For fall, a number of designers are choosing to stare down the recession with in-your-face fashion, often Eighties-inspired. Count Gucci’s Frida Giannini squarely in that category. The collection Giannini showed on Saturday was inspired by Tina Chow and, as the program notes read, “a glittering, glamorous time, when going out was a way of life.” But refinement, not so much.
The gauche glam of the uncontested flashiest decade in living memory was part of the appeal for Giannini. That meant that the designer ignored Chow’s innate elegance while homing in on her androgynous allure. “This is a collection for a dangerous woman,” Giannini said before the show. “She’s a tough woman. She’s not shy. She wants to stand out.”

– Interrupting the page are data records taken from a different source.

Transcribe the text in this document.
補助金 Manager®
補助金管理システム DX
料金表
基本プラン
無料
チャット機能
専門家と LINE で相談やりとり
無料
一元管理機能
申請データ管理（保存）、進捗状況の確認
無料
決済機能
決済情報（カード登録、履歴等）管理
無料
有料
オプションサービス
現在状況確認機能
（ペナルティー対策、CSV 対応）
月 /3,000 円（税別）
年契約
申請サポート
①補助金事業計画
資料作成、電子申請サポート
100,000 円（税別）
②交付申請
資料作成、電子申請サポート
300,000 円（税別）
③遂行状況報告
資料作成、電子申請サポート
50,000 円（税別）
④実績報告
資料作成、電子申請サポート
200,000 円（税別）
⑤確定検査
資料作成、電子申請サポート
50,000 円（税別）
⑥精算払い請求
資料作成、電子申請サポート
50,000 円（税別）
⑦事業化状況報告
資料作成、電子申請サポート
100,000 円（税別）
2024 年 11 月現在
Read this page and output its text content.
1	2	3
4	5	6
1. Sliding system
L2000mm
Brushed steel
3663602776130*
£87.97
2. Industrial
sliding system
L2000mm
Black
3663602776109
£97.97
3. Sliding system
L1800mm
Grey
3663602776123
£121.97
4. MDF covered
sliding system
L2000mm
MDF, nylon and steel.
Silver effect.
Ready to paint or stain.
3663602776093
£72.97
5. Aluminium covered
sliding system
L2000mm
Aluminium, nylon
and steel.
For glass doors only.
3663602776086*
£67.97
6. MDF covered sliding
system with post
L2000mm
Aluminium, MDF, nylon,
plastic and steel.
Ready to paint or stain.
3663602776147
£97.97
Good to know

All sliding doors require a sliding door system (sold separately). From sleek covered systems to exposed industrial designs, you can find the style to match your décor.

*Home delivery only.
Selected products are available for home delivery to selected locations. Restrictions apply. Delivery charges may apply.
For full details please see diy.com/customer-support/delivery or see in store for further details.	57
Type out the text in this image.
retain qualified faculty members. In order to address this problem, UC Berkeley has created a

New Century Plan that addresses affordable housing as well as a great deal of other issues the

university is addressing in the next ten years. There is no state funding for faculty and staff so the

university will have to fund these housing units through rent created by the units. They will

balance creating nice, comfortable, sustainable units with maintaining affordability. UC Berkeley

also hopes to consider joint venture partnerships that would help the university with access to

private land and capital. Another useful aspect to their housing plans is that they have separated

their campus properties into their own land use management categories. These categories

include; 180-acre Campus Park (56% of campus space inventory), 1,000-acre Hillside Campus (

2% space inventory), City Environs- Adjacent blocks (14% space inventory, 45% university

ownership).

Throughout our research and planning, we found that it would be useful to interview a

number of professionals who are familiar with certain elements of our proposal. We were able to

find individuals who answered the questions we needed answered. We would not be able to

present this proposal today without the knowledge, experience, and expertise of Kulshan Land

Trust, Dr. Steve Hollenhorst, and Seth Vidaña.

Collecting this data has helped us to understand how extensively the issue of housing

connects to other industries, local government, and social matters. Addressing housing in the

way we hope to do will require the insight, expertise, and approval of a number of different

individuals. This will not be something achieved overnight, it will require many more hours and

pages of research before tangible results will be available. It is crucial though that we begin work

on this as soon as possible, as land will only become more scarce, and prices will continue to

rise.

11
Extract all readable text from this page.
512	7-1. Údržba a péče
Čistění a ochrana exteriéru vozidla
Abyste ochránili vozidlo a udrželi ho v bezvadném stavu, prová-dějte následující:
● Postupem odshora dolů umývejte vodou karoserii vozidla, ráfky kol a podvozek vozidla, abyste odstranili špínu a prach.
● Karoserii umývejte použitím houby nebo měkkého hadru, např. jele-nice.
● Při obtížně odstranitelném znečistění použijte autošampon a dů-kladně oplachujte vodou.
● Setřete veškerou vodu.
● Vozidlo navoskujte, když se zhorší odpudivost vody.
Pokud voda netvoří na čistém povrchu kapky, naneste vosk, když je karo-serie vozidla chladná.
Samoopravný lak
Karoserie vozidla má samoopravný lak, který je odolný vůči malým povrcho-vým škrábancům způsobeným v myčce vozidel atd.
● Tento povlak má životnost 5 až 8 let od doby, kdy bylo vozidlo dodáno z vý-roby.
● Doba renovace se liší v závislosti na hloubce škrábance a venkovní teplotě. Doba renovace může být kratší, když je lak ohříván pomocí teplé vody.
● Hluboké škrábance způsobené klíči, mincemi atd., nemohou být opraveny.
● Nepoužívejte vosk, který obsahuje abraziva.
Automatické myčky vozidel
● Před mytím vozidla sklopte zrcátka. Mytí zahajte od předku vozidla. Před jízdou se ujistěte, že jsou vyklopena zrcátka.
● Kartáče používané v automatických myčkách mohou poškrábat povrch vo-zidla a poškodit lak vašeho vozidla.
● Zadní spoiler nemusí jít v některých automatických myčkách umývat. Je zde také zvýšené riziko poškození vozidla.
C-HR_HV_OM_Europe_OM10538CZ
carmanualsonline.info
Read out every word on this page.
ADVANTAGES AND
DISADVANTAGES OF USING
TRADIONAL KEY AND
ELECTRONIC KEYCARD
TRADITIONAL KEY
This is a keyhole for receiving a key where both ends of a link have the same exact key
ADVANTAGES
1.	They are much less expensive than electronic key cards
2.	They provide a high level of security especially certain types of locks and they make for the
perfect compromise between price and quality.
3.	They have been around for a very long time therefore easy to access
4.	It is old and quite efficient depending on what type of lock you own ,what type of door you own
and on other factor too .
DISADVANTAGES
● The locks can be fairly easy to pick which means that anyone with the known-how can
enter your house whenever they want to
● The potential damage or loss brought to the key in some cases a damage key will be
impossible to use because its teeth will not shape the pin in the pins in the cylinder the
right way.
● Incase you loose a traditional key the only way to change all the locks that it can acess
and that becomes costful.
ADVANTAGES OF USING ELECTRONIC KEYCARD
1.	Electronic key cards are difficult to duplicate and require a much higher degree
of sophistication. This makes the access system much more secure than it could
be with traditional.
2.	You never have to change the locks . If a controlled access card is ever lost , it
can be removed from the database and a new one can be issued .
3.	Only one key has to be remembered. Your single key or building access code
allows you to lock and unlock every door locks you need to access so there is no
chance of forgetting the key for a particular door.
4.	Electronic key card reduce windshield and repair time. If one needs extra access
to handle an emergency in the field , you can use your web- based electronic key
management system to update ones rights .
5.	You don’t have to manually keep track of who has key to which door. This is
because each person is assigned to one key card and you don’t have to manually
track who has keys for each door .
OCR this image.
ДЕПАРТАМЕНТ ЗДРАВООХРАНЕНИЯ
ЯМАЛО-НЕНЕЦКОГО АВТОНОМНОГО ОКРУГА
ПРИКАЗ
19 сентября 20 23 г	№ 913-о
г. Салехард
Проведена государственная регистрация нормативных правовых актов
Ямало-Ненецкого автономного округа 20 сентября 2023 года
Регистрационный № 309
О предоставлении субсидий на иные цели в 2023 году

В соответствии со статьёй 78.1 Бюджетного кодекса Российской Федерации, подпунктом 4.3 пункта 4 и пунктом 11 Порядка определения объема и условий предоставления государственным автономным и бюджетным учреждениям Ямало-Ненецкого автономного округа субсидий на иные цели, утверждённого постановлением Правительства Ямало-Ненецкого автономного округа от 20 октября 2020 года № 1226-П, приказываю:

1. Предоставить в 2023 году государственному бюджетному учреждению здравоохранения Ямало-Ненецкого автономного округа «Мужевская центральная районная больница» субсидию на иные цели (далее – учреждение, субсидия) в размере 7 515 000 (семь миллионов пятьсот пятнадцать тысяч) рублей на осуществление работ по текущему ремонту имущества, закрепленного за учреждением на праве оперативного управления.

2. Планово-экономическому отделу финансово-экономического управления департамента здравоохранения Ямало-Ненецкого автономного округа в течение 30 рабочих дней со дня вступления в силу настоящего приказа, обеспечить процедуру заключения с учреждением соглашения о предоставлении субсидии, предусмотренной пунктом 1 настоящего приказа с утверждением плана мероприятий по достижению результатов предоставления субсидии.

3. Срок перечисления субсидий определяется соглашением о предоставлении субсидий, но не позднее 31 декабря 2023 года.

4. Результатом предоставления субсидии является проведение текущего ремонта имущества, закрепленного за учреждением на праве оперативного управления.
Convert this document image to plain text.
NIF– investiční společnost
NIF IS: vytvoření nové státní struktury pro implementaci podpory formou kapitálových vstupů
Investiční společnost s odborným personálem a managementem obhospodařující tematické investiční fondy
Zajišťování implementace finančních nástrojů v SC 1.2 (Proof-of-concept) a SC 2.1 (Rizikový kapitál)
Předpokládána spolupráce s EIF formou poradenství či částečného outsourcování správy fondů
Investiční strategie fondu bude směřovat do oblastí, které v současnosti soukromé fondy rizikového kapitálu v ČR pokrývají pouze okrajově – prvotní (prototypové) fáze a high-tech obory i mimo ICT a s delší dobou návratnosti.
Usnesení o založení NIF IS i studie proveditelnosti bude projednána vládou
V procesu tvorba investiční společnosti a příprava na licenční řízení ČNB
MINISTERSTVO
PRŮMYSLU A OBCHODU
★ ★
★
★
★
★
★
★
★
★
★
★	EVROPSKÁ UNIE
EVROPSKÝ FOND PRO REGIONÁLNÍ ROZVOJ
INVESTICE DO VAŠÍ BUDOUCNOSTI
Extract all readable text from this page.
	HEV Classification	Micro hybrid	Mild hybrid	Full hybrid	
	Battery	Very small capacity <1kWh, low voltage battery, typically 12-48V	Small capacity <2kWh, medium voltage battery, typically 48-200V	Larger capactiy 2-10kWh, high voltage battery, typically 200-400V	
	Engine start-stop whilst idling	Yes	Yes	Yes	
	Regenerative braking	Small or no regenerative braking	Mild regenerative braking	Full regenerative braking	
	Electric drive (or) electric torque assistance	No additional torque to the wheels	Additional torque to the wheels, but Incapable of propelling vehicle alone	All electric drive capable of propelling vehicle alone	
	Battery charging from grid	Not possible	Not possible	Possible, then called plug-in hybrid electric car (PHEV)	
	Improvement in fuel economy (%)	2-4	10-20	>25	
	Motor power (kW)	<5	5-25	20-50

Giannini played to her with a daring collection that was as on trend as it was off the glitter charts. Throughout, she worked the gender play in the leggiest manifestations possible. For club-crawlers, a great big yes, but not for wallflowers, those thigh-high boots under micro-micro-minidresses or their butched-up counterpoint, pleated pants slung low and cut skintight through the legs, paired with strong-shouldered jackets for that rock ’n’ roll-gangster effect. Giannini pilfered from the world of sports for sexed-up jogging gear and incorporated details aplenty with fabric patchworks and an elaborate, tightly packed floral appliqué treatment fashioned from feathers.
Even sans such flourishes, the dark palette was far too glitzy for sobriety, given the parade of paillettes, sequins, Lurex and lamés — a lineup that could have benefited from some editing. But then, the whole show was an ode to a raucous, decadelong, real-life fashion show its participants thought would never end.